Everyone in sight was trying to cover themselves, those who were not actively fleeing the scene or standing gape-mouthed frozen in amazement. Or those who were still playing their harmonicas. Maybe the real problem here isn’t the fire at all, Jurtan Mont was thinking, doing his best to ignore the fragments cascading around him, and especially those few (fortunately small) pattering onto his head; he had the fire’s meter and key and didn’t want to lose them. But perhaps the real danger was related to those other dancing harpsichord runs, the ones he’d been trying to ignore as a distraction, the ones that had come to their most coherent life in a rippling rush perfectly coordinated with the unusual behavior of the pavement just now. Jurtan made his focus shift...

- and suddenly felt as though he’d tossed his line into a bucket and hooked a whale!
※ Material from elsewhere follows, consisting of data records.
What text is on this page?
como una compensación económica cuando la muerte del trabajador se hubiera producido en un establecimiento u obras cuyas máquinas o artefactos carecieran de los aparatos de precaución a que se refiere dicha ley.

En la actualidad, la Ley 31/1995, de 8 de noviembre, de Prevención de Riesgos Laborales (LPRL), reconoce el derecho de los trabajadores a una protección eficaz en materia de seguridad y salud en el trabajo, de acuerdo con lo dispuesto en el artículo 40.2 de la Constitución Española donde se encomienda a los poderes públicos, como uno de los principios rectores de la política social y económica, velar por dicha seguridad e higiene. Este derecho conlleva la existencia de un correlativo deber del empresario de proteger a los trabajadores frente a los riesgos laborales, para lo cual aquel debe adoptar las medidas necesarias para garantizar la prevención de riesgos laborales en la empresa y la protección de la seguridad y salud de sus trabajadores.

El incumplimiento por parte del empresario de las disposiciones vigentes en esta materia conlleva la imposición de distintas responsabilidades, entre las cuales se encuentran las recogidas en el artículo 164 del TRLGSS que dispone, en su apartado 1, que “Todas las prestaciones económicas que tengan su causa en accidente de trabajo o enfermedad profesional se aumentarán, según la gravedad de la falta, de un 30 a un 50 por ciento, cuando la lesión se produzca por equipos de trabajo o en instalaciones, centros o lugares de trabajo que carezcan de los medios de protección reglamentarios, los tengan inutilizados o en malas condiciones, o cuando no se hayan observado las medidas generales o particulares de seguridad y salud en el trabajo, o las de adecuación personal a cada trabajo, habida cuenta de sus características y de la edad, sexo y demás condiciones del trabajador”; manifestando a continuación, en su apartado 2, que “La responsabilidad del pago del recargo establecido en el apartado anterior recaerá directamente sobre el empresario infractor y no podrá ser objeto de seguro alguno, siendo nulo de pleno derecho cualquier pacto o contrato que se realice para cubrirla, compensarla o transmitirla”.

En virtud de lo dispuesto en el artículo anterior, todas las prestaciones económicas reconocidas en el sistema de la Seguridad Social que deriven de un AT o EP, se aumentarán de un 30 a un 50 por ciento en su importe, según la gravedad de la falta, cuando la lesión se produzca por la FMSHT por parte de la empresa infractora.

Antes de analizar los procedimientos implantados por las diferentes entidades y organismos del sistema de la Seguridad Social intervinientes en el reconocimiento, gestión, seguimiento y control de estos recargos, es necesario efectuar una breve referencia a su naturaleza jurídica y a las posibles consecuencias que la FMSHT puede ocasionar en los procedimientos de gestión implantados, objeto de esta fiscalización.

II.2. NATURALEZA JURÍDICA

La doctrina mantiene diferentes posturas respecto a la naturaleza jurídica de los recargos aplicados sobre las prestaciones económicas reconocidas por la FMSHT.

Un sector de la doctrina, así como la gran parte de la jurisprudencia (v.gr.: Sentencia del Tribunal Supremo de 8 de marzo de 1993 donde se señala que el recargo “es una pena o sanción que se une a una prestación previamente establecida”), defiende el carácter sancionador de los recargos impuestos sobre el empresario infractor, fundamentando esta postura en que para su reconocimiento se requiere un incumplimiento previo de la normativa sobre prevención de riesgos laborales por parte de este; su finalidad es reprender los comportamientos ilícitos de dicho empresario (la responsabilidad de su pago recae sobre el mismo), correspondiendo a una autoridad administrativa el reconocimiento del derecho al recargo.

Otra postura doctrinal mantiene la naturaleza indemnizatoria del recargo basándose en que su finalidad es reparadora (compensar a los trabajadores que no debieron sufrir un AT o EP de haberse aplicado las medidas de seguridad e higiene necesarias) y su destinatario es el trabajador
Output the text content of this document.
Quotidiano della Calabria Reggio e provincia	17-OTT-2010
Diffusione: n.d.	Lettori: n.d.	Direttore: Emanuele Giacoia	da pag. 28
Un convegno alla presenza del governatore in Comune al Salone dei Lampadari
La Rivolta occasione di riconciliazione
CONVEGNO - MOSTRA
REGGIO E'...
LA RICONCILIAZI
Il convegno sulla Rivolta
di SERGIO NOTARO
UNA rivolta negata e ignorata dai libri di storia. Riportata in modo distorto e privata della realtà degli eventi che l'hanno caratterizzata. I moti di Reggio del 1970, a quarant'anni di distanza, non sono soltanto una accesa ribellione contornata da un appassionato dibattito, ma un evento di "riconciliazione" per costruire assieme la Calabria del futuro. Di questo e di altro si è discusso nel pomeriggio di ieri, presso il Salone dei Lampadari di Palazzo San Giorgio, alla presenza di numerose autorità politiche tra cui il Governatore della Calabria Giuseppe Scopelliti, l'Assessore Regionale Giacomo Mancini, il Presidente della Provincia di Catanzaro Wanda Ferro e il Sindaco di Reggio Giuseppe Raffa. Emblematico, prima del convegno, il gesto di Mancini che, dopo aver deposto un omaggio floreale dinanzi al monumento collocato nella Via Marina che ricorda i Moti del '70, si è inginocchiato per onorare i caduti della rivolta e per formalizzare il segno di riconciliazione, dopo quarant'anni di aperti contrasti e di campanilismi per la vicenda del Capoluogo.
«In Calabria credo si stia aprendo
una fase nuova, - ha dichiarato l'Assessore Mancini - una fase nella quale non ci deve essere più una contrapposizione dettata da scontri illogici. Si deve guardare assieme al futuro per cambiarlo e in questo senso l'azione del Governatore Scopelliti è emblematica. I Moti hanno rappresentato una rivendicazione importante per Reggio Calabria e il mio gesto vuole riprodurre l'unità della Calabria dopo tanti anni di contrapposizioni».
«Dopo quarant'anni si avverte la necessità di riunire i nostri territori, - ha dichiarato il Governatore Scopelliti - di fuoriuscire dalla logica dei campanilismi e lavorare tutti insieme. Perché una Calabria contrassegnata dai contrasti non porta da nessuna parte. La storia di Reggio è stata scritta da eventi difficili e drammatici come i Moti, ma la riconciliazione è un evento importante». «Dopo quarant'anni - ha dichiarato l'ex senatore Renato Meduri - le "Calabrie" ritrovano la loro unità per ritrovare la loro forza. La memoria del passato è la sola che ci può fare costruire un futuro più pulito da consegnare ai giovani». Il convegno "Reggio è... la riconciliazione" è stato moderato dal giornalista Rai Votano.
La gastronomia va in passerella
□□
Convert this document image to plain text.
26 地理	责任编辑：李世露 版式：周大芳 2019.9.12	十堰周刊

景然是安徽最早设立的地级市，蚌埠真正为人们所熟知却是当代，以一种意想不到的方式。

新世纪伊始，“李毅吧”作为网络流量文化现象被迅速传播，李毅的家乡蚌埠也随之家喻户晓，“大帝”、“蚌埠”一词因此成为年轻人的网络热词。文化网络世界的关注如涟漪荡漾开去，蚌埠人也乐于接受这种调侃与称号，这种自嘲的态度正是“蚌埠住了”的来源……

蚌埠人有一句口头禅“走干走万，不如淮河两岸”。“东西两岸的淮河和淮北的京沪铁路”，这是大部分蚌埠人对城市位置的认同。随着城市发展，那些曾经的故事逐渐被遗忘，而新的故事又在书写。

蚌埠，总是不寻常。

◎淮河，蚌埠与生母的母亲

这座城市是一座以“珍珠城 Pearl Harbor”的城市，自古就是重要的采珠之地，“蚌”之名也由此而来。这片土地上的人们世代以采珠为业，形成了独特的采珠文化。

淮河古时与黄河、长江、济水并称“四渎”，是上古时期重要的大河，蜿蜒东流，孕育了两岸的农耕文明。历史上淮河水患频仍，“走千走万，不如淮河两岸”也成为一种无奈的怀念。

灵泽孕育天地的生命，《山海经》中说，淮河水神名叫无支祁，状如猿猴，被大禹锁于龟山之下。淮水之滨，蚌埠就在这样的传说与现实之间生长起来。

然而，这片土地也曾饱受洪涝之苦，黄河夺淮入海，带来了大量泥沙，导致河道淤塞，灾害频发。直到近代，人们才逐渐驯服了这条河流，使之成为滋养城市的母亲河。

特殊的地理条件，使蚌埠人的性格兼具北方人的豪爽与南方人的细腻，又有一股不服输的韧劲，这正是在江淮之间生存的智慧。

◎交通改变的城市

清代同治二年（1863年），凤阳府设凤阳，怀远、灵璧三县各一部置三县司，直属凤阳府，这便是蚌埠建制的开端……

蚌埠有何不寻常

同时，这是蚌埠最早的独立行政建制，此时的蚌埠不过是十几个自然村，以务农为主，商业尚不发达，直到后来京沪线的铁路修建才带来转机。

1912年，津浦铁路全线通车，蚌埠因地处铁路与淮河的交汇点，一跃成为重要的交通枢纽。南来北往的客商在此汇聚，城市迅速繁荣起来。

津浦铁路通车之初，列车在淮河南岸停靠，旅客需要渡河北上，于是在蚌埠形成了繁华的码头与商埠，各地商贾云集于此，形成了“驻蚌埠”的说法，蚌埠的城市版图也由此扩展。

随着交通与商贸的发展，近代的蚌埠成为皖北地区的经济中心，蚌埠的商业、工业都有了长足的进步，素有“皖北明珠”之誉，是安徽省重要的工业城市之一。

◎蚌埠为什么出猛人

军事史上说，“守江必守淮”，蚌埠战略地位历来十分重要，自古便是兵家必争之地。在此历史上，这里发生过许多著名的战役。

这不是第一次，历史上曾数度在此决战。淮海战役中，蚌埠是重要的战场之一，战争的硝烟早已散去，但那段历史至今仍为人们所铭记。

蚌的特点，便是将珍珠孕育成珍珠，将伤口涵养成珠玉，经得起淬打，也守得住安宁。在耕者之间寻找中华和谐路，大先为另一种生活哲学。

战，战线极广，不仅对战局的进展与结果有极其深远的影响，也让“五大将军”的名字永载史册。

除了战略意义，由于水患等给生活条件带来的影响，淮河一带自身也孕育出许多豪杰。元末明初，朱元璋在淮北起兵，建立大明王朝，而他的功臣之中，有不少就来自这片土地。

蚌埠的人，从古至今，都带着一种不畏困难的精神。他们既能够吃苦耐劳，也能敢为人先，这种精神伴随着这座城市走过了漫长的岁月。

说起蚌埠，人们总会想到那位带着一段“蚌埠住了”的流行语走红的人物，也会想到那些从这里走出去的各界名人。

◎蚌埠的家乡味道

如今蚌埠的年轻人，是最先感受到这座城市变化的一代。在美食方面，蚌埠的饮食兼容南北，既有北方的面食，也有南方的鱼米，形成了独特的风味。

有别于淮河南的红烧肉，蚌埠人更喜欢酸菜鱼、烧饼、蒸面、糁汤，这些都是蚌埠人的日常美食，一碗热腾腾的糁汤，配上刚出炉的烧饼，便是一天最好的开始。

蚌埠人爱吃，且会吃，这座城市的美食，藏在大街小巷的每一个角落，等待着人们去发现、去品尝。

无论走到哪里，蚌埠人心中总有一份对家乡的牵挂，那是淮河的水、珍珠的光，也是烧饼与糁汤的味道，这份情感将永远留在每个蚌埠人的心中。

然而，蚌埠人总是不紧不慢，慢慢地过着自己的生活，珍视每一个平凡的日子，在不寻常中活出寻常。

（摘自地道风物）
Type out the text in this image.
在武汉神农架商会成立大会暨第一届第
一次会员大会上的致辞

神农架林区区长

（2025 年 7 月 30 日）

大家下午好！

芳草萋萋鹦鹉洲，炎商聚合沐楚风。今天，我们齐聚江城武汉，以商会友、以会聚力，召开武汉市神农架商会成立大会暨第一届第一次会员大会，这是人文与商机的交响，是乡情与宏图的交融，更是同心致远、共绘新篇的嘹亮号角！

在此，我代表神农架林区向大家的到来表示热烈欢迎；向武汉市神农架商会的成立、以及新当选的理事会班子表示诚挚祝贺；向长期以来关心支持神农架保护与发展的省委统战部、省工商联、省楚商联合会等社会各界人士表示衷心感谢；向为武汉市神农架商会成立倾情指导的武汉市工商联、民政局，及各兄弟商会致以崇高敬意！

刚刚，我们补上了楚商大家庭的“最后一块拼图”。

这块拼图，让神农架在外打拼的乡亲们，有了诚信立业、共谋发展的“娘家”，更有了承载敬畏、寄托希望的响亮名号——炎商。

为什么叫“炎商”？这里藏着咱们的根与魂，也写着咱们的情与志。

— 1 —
His head shrieked at him, his vision blurred behind a wash of smearing green, he felt a knife-stab pain in first one ear and then the other, the harmonica bashed itself against his gums like a thing possessed - and the only thought in his mind was the irrelevant observation, “You’re in the big time now, Jurtan.”

But he was, he clearly was, and damned if he was going to let whatever-it-was get the better of him.

What is the Mont boy doing? Svin wondered, straightening up again and letting rocks cascade off his back. He had been sheltering Dortonn with his body; the other Mont had unfortunately been too far back for even him to reach in time, although that had also put her out of range of the worst of the sudden downpour of solids. Had Jurtan been bashed once too many in the head? He was jittering like one of those multi-jointed puppets on an elastic string, blood pouring from both ears and running freely over his shoulders, still clutching of all things his absurd instrument. And not merely clutching, playing, although as with most of the music he attempted, it sounded (to be charitable) as though he was merely following one small part in a large orchestral score. But this time he had clearly lost his mind.